I wish you would step back from the ledge my friend...

...to spare me from seeing your insides splattered all over the front of an express train.

The trains were late last week because someone threw himself or herself (or their-selves, ewwwwww) in front of an express train and slowed everything down, domino effect. It was the third time my train was delayed by a jumper. The other incidents happened in locations further off, and I could only imagine what happened, but this time I saw actual carnage. I didn't think that the train I sat in on my way to work would pass by that very bloodied express. As my train inched slowly by, our rubbery necks swiveled starboard to catch a passing glimpse of the vacated ghost train. It evoked an image of a gravely wounded soldier sulking back towards home base. The folks in my train were quiet--I mean, Japanese passengers are already a quiet lot, but this quiet was due to stunned silence. The impact of the body (bodies??) left a jagged, blood-stained crater to the front car. Imagine an egg shot by a BB gun.

A gruesome image I'll remember for the rest of my life. It got me thinking about suicide--the act of, not committing it, obviously.

(Coincidentally, ironically, poetically--whatever--I was reading "The Bell Jar" at the time. Horray for mental health!)

Anyway, yeah, being hit by a train moving at 300km/h would be swift and painless to the jumper but what about everyone and everything else inconvenienced by the jumper in the process? It would delay hundreds of thousands of commuters and traumatize everyone on the train and the onlookers. A perfectly good train RUINED. And SOMEONE has to clean up the bloody, bodily shrapnel. I think the worst bit is how the bereaved next-of-kins not only suddenly lose a loved-one but are also handed a very fat cleanup tab. I think families can be charged up to $1 million depending on the magnitude of the impact.

What a great way to make everyone hate you! Of course you'd be too dead to have to bother with the collective resentment. Bitter cowards, the lot.

If I HAD TO think of a way to kill myself, it would only be after all my close friends and family died, and, taking a page from the season 1 ender of Nip/Tuck, I would tie a bunch of Christmas hams to my body and throw myself into crocodile-infested waters so no one would have to deal with the cleanup and the 'gators would get a nice meal.

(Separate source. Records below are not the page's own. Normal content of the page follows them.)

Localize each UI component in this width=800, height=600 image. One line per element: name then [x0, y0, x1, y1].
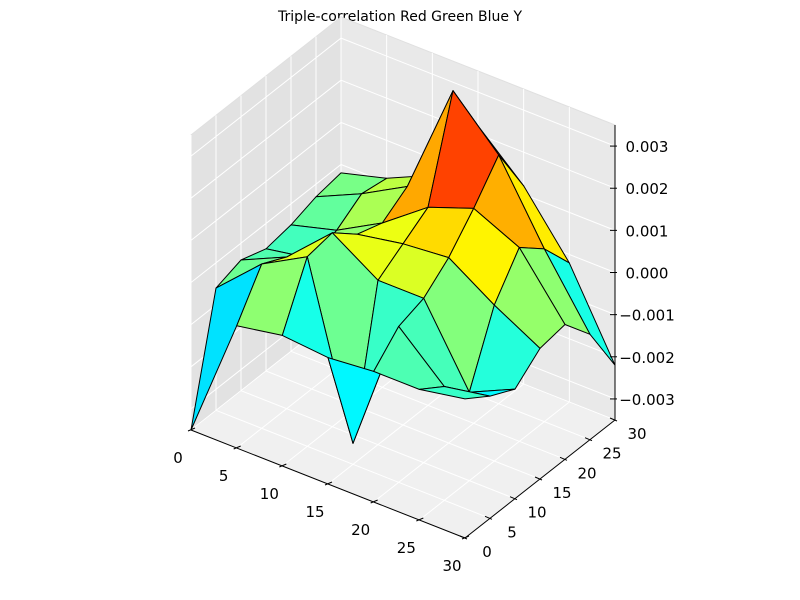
x-tick-label: 10 — [260, 485, 279, 503]
x-tick — [279, 463, 287, 468]
x-tick-label: 25 — [397, 539, 416, 557]
y-tick — [459, 535, 468, 540]
y-tick-label: 20 — [577, 464, 596, 482]
y-gridline — [265, 370, 541, 480]
z-tick-label: 0.003 — [626, 138, 669, 156]
z-tick-label: −0.003 — [619, 391, 675, 409]
y-tick-label: 25 — [602, 445, 621, 463]
y-tick — [584, 437, 593, 442]
surface-patch — [418, 386, 491, 400]
x-tick — [416, 517, 424, 522]
x-tick — [461, 535, 470, 540]
z-tick-label: 0.001 — [626, 222, 669, 240]
y-gridline — [240, 390, 516, 500]
z-gridline — [190, 37, 616, 157]
x-tick — [187, 427, 196, 432]
surface — [190, 90, 616, 444]
y-tick — [609, 417, 618, 422]
y-tick — [484, 515, 493, 520]
x-tick — [370, 499, 378, 504]
y-tick — [559, 456, 568, 461]
z-tick-label: 0.002 — [626, 180, 669, 198]
y-tick-label: 30 — [627, 425, 646, 443]
y-tick-label: 0 — [482, 543, 492, 561]
y-tick-label: 5 — [507, 523, 517, 541]
y-tick-label: 10 — [527, 504, 546, 522]
y-tick-label: 15 — [552, 484, 571, 502]
x-tick-label: 15 — [305, 503, 324, 521]
y-tick — [534, 476, 543, 481]
x-tick-label: 30 — [442, 557, 461, 575]
y-tick — [509, 496, 518, 501]
z-tick-label: −0.002 — [619, 349, 675, 367]
x-tick — [233, 445, 241, 450]
x-tick-label: 5 — [219, 467, 229, 485]
y-gridline — [215, 409, 491, 519]
z-tick-label: −0.001 — [619, 307, 675, 325]
axes: 051015202530051015202530−0.003−0.002−0.0… — [173, 125, 675, 575]
z-gridline — [190, 79, 616, 199]
x-tick-label: 20 — [351, 521, 370, 539]
z-tick-label: 0.000 — [626, 265, 669, 283]
x-tick-label: 0 — [173, 449, 183, 467]
x-tick — [324, 481, 333, 486]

Anyway, this was a veryveryvery morbid entry and if there were anything more interesting going on in my life I would be blogging about that instead. An entry about how I'm tackling "Yoshimi Battles the Pink Robots Part 1" on guitar would merit 4 sentences. But Tristan, the BF, shrewdly pointed out I've been slacking on 'da Beat, so I slapped this lovely entry together just for him! You're welcome, hunny, and Happy Valentines!